Cooking fish en papillote (in parchment) can reduce the amount of kitchen smells and make eating B6- and B12-rich fish easier.

6. Pre-breakfast in bed.

An empty stomach can increase the intensity of nausea in the morning (that's part of the reason many women experience the worst nausea in the morning and why it's often called morning sickness––though it certainly can, and does, strike at any time).

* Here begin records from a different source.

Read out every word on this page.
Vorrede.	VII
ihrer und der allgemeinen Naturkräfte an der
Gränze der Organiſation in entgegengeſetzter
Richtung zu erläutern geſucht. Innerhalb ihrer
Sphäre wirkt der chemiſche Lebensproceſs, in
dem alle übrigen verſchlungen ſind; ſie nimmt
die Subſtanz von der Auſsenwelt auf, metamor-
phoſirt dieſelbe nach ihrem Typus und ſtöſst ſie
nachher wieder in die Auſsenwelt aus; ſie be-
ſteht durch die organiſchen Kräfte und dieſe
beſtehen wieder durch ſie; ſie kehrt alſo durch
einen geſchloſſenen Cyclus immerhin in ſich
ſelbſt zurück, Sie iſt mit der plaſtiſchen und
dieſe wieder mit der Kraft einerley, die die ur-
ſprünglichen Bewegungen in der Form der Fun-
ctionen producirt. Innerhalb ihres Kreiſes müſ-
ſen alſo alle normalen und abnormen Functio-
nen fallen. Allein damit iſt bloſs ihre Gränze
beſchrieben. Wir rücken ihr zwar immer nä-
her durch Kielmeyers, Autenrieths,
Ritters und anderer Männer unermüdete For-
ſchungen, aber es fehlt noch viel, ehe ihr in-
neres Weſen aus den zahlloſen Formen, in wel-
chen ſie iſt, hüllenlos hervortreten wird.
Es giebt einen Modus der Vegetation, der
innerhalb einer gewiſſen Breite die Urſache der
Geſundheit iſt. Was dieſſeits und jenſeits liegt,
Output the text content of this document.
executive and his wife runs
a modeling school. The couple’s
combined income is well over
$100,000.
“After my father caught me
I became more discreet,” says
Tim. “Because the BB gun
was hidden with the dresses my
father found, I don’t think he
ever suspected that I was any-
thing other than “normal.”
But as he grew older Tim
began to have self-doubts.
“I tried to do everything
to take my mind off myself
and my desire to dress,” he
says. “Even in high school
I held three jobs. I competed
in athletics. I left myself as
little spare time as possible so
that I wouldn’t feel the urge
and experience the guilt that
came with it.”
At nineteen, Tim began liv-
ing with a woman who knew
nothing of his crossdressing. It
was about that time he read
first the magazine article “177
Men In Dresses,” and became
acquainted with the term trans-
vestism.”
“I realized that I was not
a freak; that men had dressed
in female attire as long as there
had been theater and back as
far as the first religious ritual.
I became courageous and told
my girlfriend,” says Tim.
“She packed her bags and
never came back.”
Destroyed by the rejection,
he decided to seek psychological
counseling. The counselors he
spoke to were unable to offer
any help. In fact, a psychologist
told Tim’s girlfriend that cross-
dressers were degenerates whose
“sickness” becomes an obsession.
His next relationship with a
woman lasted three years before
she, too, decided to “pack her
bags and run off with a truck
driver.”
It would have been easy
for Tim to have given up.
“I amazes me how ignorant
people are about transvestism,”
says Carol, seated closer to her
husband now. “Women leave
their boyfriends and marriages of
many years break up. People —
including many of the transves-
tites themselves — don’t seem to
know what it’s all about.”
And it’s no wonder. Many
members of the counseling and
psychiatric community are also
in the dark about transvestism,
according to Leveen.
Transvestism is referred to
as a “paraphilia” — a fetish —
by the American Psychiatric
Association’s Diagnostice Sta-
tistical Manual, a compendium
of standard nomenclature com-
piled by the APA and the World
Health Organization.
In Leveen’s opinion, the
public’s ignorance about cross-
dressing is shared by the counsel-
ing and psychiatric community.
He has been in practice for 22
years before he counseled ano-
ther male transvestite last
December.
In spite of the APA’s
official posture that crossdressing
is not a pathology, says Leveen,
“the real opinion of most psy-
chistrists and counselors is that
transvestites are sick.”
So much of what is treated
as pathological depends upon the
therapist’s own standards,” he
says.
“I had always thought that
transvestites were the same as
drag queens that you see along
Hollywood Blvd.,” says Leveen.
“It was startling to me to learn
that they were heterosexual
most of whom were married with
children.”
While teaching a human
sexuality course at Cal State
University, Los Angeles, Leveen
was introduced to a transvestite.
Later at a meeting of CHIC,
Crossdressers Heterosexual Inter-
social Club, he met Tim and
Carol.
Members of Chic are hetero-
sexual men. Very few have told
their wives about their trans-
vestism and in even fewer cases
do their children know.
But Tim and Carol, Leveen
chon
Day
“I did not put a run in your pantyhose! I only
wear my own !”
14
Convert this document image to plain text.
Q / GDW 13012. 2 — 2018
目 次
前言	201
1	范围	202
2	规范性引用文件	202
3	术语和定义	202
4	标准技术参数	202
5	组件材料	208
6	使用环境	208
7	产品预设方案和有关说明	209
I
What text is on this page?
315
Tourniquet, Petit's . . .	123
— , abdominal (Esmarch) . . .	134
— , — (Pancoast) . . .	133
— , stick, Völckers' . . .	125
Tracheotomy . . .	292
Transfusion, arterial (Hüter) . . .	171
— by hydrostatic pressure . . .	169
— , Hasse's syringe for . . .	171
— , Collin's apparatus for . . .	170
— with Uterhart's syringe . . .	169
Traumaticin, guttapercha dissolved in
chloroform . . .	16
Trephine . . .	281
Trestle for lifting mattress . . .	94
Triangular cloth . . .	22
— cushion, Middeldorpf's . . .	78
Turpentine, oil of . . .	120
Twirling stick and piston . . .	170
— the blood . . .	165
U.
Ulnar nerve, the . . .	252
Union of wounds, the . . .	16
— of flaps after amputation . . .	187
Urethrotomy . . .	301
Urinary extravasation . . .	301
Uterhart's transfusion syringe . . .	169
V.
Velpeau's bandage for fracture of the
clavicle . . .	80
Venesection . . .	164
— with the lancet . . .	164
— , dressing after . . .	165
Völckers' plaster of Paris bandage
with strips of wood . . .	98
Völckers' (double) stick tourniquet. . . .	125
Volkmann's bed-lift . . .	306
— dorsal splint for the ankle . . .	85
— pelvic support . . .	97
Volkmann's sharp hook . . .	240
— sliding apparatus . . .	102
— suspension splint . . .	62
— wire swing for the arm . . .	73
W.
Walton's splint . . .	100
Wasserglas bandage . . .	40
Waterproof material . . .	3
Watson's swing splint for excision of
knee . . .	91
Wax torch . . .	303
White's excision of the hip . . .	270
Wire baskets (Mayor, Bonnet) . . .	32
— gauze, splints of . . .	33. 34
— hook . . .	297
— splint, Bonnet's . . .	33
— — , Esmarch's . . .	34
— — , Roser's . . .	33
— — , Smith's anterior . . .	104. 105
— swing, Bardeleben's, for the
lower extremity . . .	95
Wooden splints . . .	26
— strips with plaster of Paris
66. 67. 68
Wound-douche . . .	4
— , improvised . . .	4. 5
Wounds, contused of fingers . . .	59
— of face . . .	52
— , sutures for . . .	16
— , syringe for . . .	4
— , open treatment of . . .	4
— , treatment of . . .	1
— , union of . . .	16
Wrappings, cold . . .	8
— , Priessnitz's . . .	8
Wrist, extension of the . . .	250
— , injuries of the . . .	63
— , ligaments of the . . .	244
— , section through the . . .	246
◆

Keep whole-grain crackers or a piece of fruit on your bedside table to nosh on before you even sit up in the morning. Or, you can try making something like peanut butter toast (or half a peanut butter sandwich) to snack on first thing in the a.m. as soon as your eyes open.


Lemon-Ginger Zing Cubes

These cubes are not for the faint of heart ... but they are for the nauseated. A strong (emphasis on strong) ginger flavor dominates and helps soothe an upset stomach while the tart lemon delivers a bright flavor.

Pop one first thing in the morning or whenever nausea strikes. Or plop one or two into a glass of seltzer water for a sort of homemade lemon-ginger ale.

Makes 16 servings (1 cube per serving)


  • 3⁄4 cup freshly squeezed lemon juice (about 5 large lemons)
  • 3⁄4 cup water
  • 1⁄4 cup honey
  • 2 tablespoons grated fresh ginger


Puree the lemon juice, water, honey, and ginger in a blender until smooth, about 1 minute. Strain through a fine-mesh sieve or cheesecloth into an ice-cube tray and freeze until solid, 4 hours or overnight.